By Brian Fuller
Electronic Business
March 12, 2009
SCOTTSDALE, Ariz – Against a backdrop of a deepening recession, electronics industry executives plotted emerging changes in mindset, markets, and technology they said will propel future growth and boost the global economy.
At a surprisingly and remarkably upbeat Semico Summit conference here, executives said lessons of previous downturns, particularly 2001, have laid the foundation for more nimble thinking, even as the recession radically alters the industry’s landscape.
Already, more than 70 companies have shuttered since the financial meltdown began in October, and the cash or investment funds for dozens of other may not last long enough for them to stay viable through a protracted downturn, according to data from the Global Semiconductor Association.
“I’ve never seen anything like what we’re going through today,” said former AMD Chairman Hector Ruiz (pictured), who is now chairman of GlobalFoundries, a spinout of AMD’s manufacturing operations. “It’s my eternal optimism that makes me get through this.
The changes are forced by confluence of factors. As electronics systems become more ubiquitous, they solve more problems but in markets where cost is extremely sensitive. At the same time, manufacturing and design costs escalate unabated.
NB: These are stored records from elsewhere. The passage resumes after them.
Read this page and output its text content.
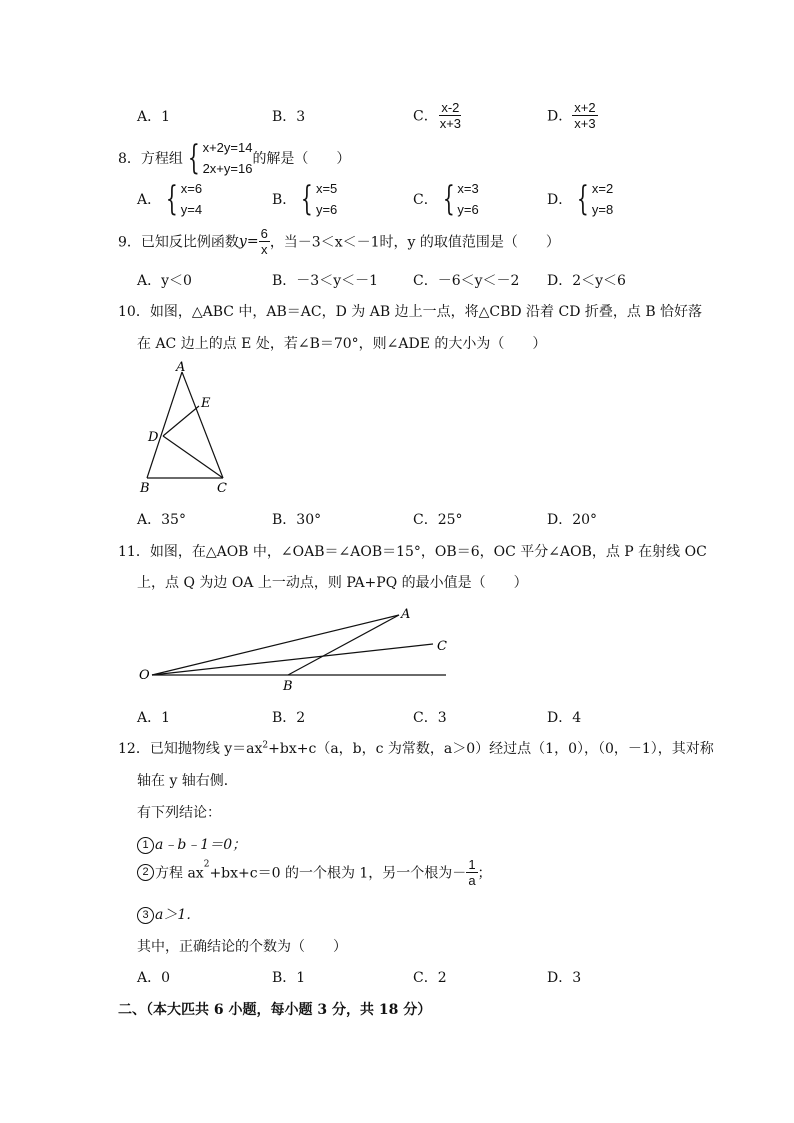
A．1	B．3	C． $\frac{x-2}{x+3}$	D． $\frac{x+2}{x+3}$
8．方程组 { x+2y=14
2x+y=16
的解是（　　）
A． { x=6
y=4
B． { x=5
y=6
C． { x=3
y=6
D． { x=2
y=8
9．已知反比例函数$y= \frac{6}{x}$ ，当－3＜x＜－1时，y 的取值范围是（　　）
A．y＜0	B．－3＜y＜－1 C．－6＜y＜－2 D．2＜y＜6
10．如图，△ABC 中，AB＝AC，D 为 AB 边上一点，将△CBD 沿着 CD 折叠，点 B 恰好落
在 AC 边上的点 E 处，若∠B＝70°，则∠ADE 的大小为（　　）
A
B	C
D
E
A．35°	B．30°	C．25°	D．20°
11．如图，在△AOB 中，∠OAB＝∠AOB＝15°，OB＝6，OC 平分∠AOB，点 P 在射线 OC
上，点 Q 为边 OA 上一动点，则 PA+PQ 的最小值是（　　）
O
A
B
C
A．1	B．2	C．3	D．4
12．已知抛物线 $y=ax^2+bx+c(a$，b，c 为常数，a＞0）经过点（1，0），（0，－1），其对称
轴在 y 轴右侧．
有下列结论：
1 a﹣b﹣1＝0；
2 方程 $ax^2+bx+c=0$ 的一个根为 1，另一个根为－ $\frac{1}{a}$ ；
3 a＞1．
其中，正确结论的个数为（　　）
A．0	B．1	C．2	D．3
二、（本大匹共 6 小题，每小题 3 分，共 18 分）
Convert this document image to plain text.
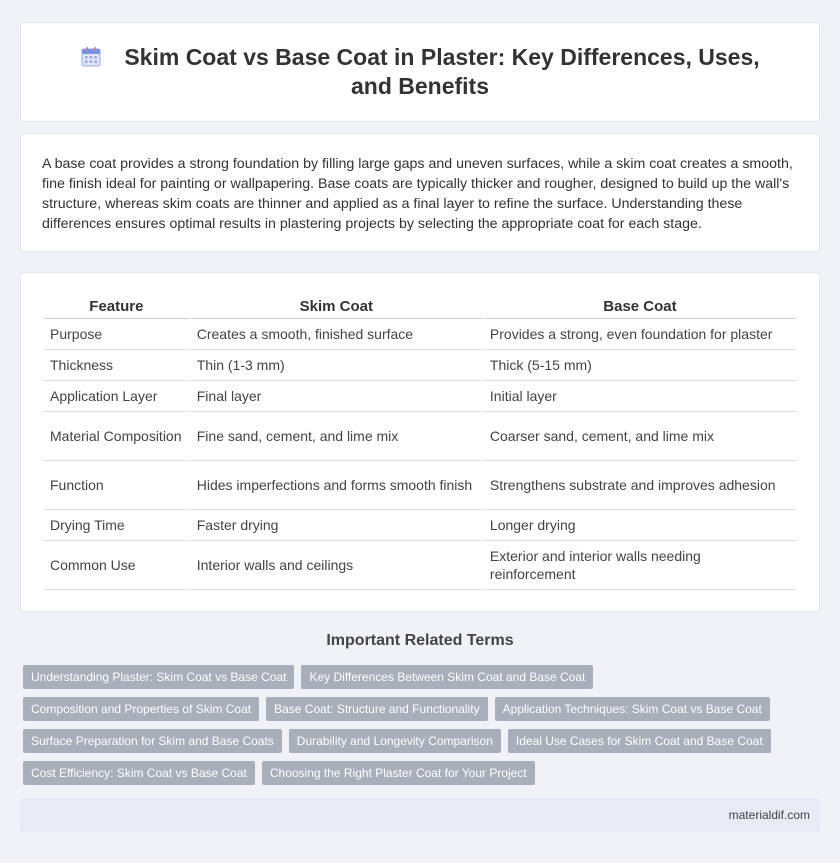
Skim Coat vs Base Coat in Plaster: Key Differences, Uses, and Benefits

A base coat provides a strong foundation by filling large gaps and uneven surfaces, while a skim coat creates a smooth, fine finish ideal for painting or wallpapering. Base coats are typically thicker and rougher, designed to build up the wall's structure, whereas skim coats are thinner and applied as a final layer to refine the surface. Understanding these differences ensures optimal results in plastering projects by selecting the appropriate coat for each stage.

Feature	Skim Coat	Base Coat
Purpose	Creates a smooth, finished surface	Provides a strong, even foundation for plaster
Thickness	Thin (1-3 mm)	Thick (5-15 mm)
Application Layer	Final layer	Initial layer
Material Composition	Fine sand, cement, and lime mix	Coarser sand, cement, and lime mix
Function	Hides imperfections and forms smooth finish	Strengthens substrate and improves adhesion
Drying Time	Faster drying	Longer drying
Common Use	Interior walls and ceilings	Exterior and interior walls needing reinforcement
Important Related Terms
Understanding Plaster: Skim Coat vs Base Coat	Key Differences Between Skim Coat and Base Coat
Composition and Properties of Skim Coat	Base Coat: Structure and Functionality	Application Techniques: Skim Coat vs Base Coat
Surface Preparation for Skim and Base Coats	Durability and Longevity Comparison	Ideal Use Cases for Skim Coat and Base Coat
Cost Efficiency: Skim Coat vs Base Coat	Choosing the Right Plaster Coat for Your Project
materialdif.com
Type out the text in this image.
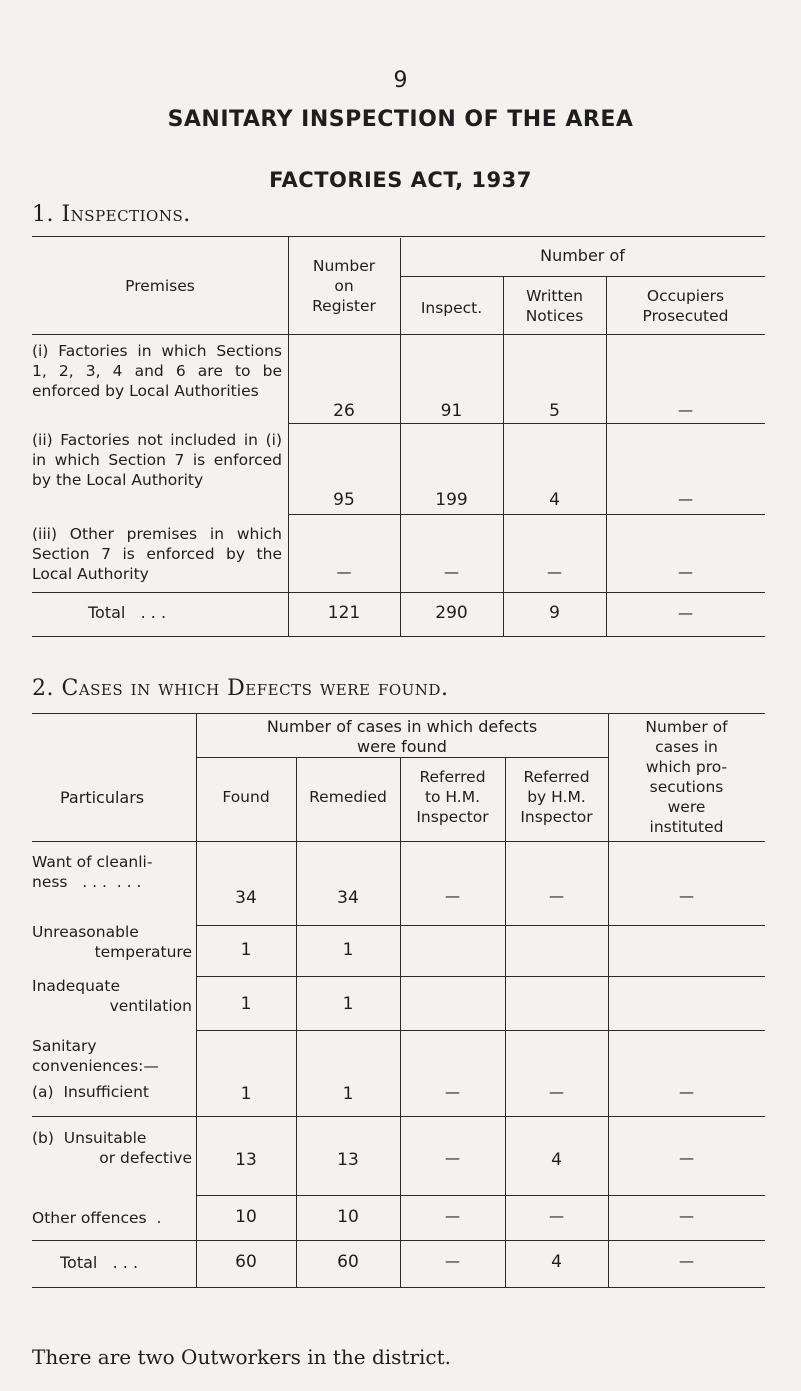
9
SANITARY INSPECTION OF THE AREA
FACTORIES ACT, 1937
1. Inspections.
Premises
Number
on
Register
Number of
Inspect.
Written
Notices
Occupiers
Prosecuted
(i) Factories in which Sections 1, 2, 3, 4 and 6 are to be enforced by Local Authorities
26	91	5	—
(ii) Factories not included in (i) in which Section 7 is enforced by the Local Authority
95	199	4	—
(iii) Other premises in which Section 7 is enforced by the Local Authority	—	—	—	—
Total   . . .	121	290	9	—
2. Cases in which Defects were found.
Particulars
Number of cases in which defects
were found
Found	Remedied
Referred
to H.M.
Inspector
Referred
by H.M.
Inspector
Number of
cases in
which pro-
secutions
were
instituted
Want of cleanli-
ness   . . .  . . .
34	34	—	—	—
Unreasonable

temperature	1	1
Inadequate

ventilation	1	1
Sanitary
conveniences:—
(a)  Insufficient	1	1	—	—	—
(b)  Unsuitable

or defective	13	13	—	4	—
Other offences  .	10	10	—	—	—
Total   . . .	60	60	—	4	—
There are two Outworkers in the district.
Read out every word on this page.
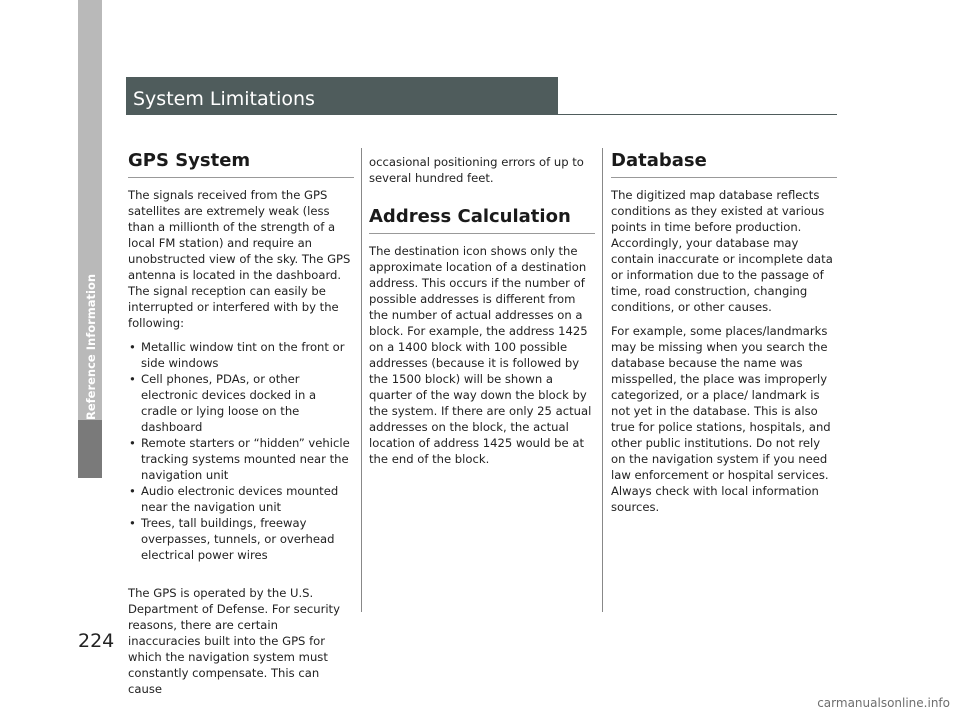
Reference Information
System Limitations
GPS System

The signals received from the GPS satellites are extremely weak (less than a millionth of the strength of a local FM station) and require an unobstructed view of the sky. The GPS antenna is located in the dashboard. The signal reception can easily be interrupted or interfered with by the following:

• Metallic window tint on the front or side windows
• Cell phones, PDAs, or other electronic devices docked in a cradle or lying loose on the dashboard
• Remote starters or “hidden” vehicle tracking systems mounted near the navigation unit
• Audio electronic devices mounted near the navigation unit
• Trees, tall buildings, freeway overpasses, tunnels, or overhead electrical power wires

The GPS is operated by the U.S. Department of Defense. For security reasons, there are certain inaccuracies built into the GPS for which the navigation system must constantly compensate. This can cause

occasional positioning errors of up to several hundred feet.

Address Calculation

The destination icon shows only the approximate location of a destination address. This occurs if the number of possible addresses is different from the number of actual addresses on a block. For example, the address 1425 on a 1400 block with 100 possible addresses (because it is followed by the 1500 block) will be shown a quarter of the way down the block by the system. If there are only 25 actual addresses on the block, the actual location of address 1425 would be at the end of the block.

Database

The digitized map database reflects conditions as they existed at various points in time before production. Accordingly, your database may contain inaccurate or incomplete data or information due to the passage of time, road construction, changing conditions, or other causes.

For example, some places/landmarks may be missing when you search the database because the name was misspelled, the place was improperly categorized, or a place/ landmark is not yet in the database. This is also true for police stations, hospitals, and other public institutions. Do not rely on the navigation system if you need law enforcement or hospital services. Always check with local information sources.

224
carmanualsonline.info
The semiconductor industry, for example, grew 16% from 1983 to 2008, but fab costs soared 25% in the same period, according to Hans-Jurgen Straub, CEO of X-Fab Silicon Foundries, which provides mixed-signal manufacturing. Additionally, there has been a 15x increase in costs over five process nodes, from 350 nm to 65 nm. The cost per manufacturing company to develop a process at the 65-nm node is estimated at a half-billion dollars, he added.
“There’s an increasing pressure to consolidate,” Straub said. “In the digital arena, only a few companies will continue to invest in wafer manufacturing facilities. Even large IDMs will go fabless. In analog products, it’s the same idea it’s better to go with a foundry.”
The downturn’s impact is leaving no type of company unscathed as a form of Darwinism takes hold, according to Moshe Gavrielov, CEO of FPGA market leader Xilinx. Tier one semiconductor vendors are quickly moving from fabbed, to fab-lite, to fabless and rationalizing their operations accordingly. Second tier companies that had banked their money on application specific standard products are finding fewer markets to support their business models. Those models have required $100 million investments in products on the hope that they would generate good margins in billion dollar markets, but there are few billion dollar markets left today, he said.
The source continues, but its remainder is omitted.